Last updated on April 6th, 2014
TODAY, because the sun is shining, because the birds are singing, and because the air is deliciously (and deliriously!) mild, I’m heading outside with my camera. Would you like to see what’s shaking in the early April gardens here? Take a walk with me:
In the thawed-out soil beside the front porch, a group of winter aconites have made their welcome return. Do you have these Eranthis hyemalis in your garden? I love the lemon-yellow buds that emerge above green, ruffled collars.
In the Serpentine Garden (click here for a complete tour), quince ‘Crimson and Gold’ has set its buds. We could very well cut a few branches now, and bring them indoors. They are a cinch to force into early bloom.
Ah, snowdrops. These Galanthus are finally pushing their way through the Baltic ivy that cloaks the lower terrace of the Serpentine Garden. Last year they bloomed for me on March 6. So I’d say the gardens here are about 3 weeks behind schedule.
Better late than never, right?
Last week, in another post, I showed you the spidery, yellow and red petals of Witch Hazel, or Hamamelis vernalis. I could swear that more flowers opened up in today’s sunshine. And just inhale that heavenly perfume!
Some of you have asked if Hamamelis is deer-proof. It is for me. But my deer might be more respectful than yours.
And species tulips. These tiny ancestors of the tall, familiar “Dutch” tulips are a must for any garden. ‘Dasystemon Tarda,’ a sunshine-yellow variety, is sweetly-scented. Species tulips bloom well indoors, too, but you must be willing pot the bulbs in autumn, and provide them with cold, dark rooting quarters.
We are at the top of the hill now, standing at the west gate of the Pool Garden. As you can see, the pool’s winter-covering is solidly frozen. But the ice will melt rapidly now, if our nighttime temperatures remain above freezing. I can hardly wait to
skinny dip swim beneath the gaze of the various statues which surround the water.
Opposite the pool is the Kitchen Garden (click here for summertime photos). Here, the autumn-planted garlic is enjoying a day of sunshine. I always plant “hard-neck” varieties, because they produce the “scapes” which are needed for this amazing pesto.
Are you a fan of rhubarb? Some people can’t bear its tart taste. But I can’t imagine springtime without this swoon-worthy Rhubard Crisp.
We can enter the Woodland Garden now, but only if you are willing to climb over (or duck under) a fallen tree. The tree is just one of the casualties of our 2014 winter from hell. I’ll have to hire someone to cut the thing up. The sawed segments can be used for path-edging. (Here’s the Woodland Garden’s sordid story.)

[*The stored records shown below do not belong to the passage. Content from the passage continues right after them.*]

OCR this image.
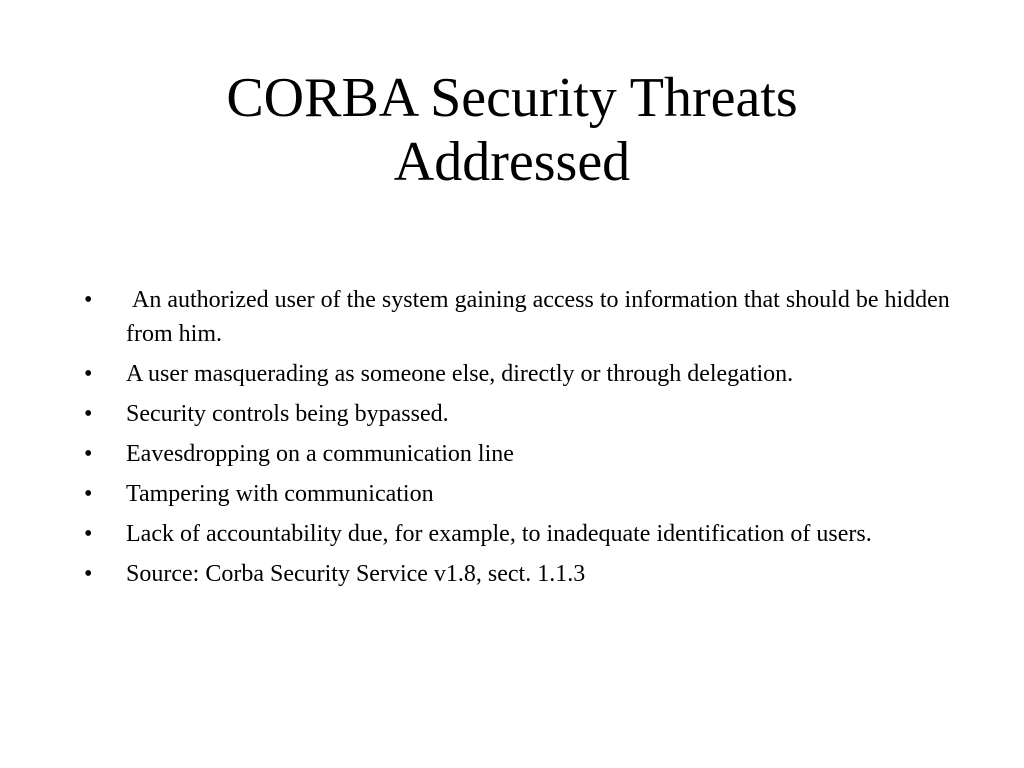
CORBA Security Threats Addressed
•	An authorized user of the system gaining access to information that should be hidden from him.
•	A user masquerading as someone else, directly or through delegation.
•	Security controls being bypassed.
•	Eavesdropping on a communication line
•	Tampering with communication
•	Lack of accountability due, for example, to inadequate identification of users.
•	Source: Corba Security Service v1.8, sect. 1.1.3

We’re standing between the Kitchen and Pool Gardens now, looking down at the Herb Garden. This “formal” plot is located behind the Music Room wing of the house. If you have a small yard, consider designing for yourself a garden like this one, with just just four raised beds. You’d be amazed at how much produce you’ll harvest.
Shall we head inside now? I’d like to offer you a bird’s-eye view of the Rose Garden.
I’d also like to offer you something to drink.
And because today is such a glorious day, I think a Lemon Drop Martini is in order.
You can let me know which beverage you’ve chosen by leaving a comment.
Well. I hope you had a good time on this little tour. I’ve certainly enjoyed your company.